A Contradiction

Practice-led researchers are formulating a third species of research, one that stands in alignment with, but separate to, the established quantitative and qualitative research traditions. – p. 22

‘the research methods of the hard sciences are closer to those of research in the arts than the methods and models of the humanities’. – p. 40

The difference, perhaps, is that the mathematical problem also has an answer while an arts practice is not analytic in this way. – p. 63

(all from Practice as Research in the Arts by Robin Nelson 2013)

I would propose that the last quotation contradicts the previous two. In the third, Nelson writes that an arts practice is not analytical and cannot have an answer. Why can’t an arts practice be analytical in the same/similar way? PaR’ers are, after all, creating a third species of research, and the arts are closer to the hard sciences than the humanities.

This third species that Nelson writes about quoting Brad Haseman, if the arts are closer to the hard sciences, could then be an analytical artistic practice.

An Unfair Exchange

“I would suggest that this generates an unfair exchange in that scholars seem to think they can dip into the arts, but are very nervous when artists move into scholarship.”

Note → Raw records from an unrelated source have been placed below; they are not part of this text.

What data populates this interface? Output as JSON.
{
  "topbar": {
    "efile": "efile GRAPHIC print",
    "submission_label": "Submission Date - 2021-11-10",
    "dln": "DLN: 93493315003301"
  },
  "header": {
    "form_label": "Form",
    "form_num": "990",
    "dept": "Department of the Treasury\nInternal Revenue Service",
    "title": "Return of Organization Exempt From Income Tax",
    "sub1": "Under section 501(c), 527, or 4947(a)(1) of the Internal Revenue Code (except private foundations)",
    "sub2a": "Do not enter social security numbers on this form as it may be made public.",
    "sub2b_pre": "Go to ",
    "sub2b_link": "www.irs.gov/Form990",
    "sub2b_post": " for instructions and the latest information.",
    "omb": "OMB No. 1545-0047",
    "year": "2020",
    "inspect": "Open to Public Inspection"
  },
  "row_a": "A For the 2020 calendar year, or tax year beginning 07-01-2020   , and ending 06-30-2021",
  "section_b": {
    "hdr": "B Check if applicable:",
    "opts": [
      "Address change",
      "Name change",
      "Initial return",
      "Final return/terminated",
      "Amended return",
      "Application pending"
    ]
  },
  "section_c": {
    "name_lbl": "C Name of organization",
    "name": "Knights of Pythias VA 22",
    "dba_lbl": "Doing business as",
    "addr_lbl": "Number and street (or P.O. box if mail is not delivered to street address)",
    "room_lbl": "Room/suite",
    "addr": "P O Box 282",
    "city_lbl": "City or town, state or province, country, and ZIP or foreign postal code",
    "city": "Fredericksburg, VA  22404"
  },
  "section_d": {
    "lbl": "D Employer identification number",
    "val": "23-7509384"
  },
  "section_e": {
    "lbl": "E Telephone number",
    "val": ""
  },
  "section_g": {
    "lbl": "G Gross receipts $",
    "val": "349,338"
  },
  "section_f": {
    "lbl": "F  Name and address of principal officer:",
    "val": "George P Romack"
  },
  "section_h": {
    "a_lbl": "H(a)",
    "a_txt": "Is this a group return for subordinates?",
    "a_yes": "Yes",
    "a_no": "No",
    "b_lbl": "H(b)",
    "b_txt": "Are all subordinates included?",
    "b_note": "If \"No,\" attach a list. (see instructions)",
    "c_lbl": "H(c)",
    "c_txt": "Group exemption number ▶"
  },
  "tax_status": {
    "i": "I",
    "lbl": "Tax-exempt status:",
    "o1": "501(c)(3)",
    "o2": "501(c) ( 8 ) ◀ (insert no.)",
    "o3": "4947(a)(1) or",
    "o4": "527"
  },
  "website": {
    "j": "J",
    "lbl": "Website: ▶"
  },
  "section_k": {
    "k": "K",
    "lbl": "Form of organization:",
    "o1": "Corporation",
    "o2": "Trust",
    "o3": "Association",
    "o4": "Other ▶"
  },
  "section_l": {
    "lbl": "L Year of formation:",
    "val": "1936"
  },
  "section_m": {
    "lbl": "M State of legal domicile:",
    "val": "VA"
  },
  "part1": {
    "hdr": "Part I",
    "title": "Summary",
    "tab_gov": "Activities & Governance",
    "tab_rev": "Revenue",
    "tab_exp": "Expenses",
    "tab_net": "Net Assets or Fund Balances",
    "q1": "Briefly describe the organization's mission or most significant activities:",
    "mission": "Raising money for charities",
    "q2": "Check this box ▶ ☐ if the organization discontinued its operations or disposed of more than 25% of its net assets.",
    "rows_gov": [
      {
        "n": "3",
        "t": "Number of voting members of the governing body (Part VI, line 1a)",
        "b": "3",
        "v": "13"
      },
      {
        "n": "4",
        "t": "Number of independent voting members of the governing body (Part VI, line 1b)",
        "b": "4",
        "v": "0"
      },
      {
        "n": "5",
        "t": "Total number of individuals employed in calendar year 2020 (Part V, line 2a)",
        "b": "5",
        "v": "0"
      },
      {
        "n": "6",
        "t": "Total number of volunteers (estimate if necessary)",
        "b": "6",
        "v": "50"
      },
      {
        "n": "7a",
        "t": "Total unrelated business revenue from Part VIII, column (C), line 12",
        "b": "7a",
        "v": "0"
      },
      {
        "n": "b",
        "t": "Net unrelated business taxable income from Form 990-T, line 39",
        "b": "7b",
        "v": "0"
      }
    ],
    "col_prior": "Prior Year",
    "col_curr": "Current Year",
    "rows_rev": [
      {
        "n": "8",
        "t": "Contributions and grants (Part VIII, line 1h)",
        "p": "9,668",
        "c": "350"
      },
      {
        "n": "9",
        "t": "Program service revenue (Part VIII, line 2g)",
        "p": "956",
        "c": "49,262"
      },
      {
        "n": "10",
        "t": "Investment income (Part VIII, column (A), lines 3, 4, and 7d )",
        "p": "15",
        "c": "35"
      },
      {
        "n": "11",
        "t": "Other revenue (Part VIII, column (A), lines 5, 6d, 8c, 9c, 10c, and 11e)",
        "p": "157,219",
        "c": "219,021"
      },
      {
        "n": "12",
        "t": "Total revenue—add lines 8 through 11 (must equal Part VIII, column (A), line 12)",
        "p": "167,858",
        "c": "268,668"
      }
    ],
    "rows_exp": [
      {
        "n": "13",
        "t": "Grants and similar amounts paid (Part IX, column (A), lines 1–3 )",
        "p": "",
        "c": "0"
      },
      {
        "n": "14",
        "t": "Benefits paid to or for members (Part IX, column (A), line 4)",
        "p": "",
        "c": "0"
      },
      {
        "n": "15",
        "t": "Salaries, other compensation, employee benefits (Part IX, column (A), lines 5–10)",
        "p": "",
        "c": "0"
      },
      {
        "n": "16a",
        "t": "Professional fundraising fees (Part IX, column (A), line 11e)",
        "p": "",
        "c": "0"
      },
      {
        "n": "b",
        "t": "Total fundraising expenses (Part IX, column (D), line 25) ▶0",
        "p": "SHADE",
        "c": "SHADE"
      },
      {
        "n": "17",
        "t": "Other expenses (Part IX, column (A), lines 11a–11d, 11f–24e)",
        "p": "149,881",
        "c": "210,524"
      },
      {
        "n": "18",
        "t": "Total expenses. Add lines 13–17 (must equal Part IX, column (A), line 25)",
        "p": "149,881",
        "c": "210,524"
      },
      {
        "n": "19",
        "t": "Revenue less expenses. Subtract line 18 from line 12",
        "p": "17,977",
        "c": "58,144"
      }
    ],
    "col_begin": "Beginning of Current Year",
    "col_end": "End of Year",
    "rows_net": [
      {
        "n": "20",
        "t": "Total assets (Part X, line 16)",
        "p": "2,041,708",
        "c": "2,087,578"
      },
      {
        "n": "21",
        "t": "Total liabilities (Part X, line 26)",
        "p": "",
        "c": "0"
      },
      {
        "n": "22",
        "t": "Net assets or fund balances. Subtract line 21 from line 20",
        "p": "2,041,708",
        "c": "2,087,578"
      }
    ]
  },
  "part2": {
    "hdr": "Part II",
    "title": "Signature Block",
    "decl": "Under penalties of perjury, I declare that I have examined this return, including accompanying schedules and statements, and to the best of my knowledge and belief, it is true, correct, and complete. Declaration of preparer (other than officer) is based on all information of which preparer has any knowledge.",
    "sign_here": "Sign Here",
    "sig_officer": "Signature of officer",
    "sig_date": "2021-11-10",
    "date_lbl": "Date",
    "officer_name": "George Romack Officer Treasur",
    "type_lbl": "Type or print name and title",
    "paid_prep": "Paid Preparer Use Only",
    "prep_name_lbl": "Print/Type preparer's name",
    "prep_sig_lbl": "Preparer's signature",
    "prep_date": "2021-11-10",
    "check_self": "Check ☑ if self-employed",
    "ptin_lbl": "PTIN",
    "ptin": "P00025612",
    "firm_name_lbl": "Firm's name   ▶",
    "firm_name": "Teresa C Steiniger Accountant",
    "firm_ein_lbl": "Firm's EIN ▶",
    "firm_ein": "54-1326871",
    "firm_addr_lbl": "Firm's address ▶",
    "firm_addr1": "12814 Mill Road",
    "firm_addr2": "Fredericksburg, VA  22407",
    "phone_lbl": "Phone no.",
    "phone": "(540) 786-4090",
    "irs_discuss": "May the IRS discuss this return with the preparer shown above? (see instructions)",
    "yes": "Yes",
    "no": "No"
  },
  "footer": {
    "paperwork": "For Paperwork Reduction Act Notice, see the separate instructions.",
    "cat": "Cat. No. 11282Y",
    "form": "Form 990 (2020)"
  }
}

– Shannon Rose Riley, page 121 in Practice as Research in the Arts by Nelson

The Practice of Discipline

“This new provision meant a lot to endangered arts departments, departing from the usually held opinion that they did not belong in the academy because they were applied disciplines…” Nelson, p. 119

 

Could the argument be made that the hard sciences are applied disciplines? And if so, why are they in the academy?